Salai Isaac Khen said the United Nations refugee agency, the UNHCR, only had an office in New Delhi and was not represented in northeast India. And India had not signed international refugee treaties, like the Refugee Convention, he said.
“But both the Indian central government and the Mizoram state administration are doing their best from the humanitarian perspective and we are very appreciative,” Salai Isaac Khen said.
The Chin Human Rights Organization (CHRO) reported that 50,698 refugees from India had reached India by August 24, including about 4,000 ethnically Bamar refugees and former government staff who had joined the civil disobedience movement.
Most ethnically Chin refugees are in Mizoram state in northeast India, according to the CHRO.
Salai Mang Hre Lian of the CHRO said the refugees are mainly being supported by communities in Mizoram, the Chin diaspora and some Christian organizations. The United Nations is not able to officially support them.

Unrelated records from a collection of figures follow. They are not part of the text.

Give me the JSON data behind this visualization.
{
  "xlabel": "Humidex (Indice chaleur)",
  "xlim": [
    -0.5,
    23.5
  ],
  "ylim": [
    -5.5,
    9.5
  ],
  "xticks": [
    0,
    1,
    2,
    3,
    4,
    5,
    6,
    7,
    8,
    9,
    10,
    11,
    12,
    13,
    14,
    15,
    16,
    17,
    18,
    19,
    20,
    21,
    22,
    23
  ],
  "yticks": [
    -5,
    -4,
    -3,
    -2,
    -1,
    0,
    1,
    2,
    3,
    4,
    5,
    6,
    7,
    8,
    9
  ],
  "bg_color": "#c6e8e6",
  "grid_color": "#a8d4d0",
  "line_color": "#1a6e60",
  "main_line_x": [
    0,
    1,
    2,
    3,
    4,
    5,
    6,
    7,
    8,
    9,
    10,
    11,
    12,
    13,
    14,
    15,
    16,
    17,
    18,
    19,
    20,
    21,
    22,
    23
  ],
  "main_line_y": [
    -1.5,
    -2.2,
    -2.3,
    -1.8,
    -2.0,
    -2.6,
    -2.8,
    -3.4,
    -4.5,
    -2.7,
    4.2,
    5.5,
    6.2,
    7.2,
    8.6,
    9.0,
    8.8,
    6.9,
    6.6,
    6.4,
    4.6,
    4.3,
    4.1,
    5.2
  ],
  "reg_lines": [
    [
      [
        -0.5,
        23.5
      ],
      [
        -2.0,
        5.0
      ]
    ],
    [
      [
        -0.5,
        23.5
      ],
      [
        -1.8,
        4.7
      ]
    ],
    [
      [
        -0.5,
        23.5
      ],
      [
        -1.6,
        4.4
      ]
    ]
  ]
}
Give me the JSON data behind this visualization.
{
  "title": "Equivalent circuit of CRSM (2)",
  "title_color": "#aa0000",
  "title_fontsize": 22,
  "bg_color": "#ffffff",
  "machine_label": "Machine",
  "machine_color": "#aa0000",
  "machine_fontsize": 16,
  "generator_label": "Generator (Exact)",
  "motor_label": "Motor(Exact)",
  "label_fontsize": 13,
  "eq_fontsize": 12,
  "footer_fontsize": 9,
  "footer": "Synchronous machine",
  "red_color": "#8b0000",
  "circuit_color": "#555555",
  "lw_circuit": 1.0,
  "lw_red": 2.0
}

“It is really difficult for refugees to make a living but they are trying their best to cope,” he said.
Mai Zing Zing, 24, is an ethnically Chin refugee who fled six months ago with her 16-year-old sister to the state capital Aizawl.
She protested against the regime and fled amid numerous arrests of young activists.
“We left our parents in Hakha. I can’t find a job as my degree from Myanmar is useless in India. There are many refugees around the town. Many continue to fight the junta in Chin State,” she said.
“Support for the refugees gives moral support to their relatives in Chin State who are still fighting the junta.”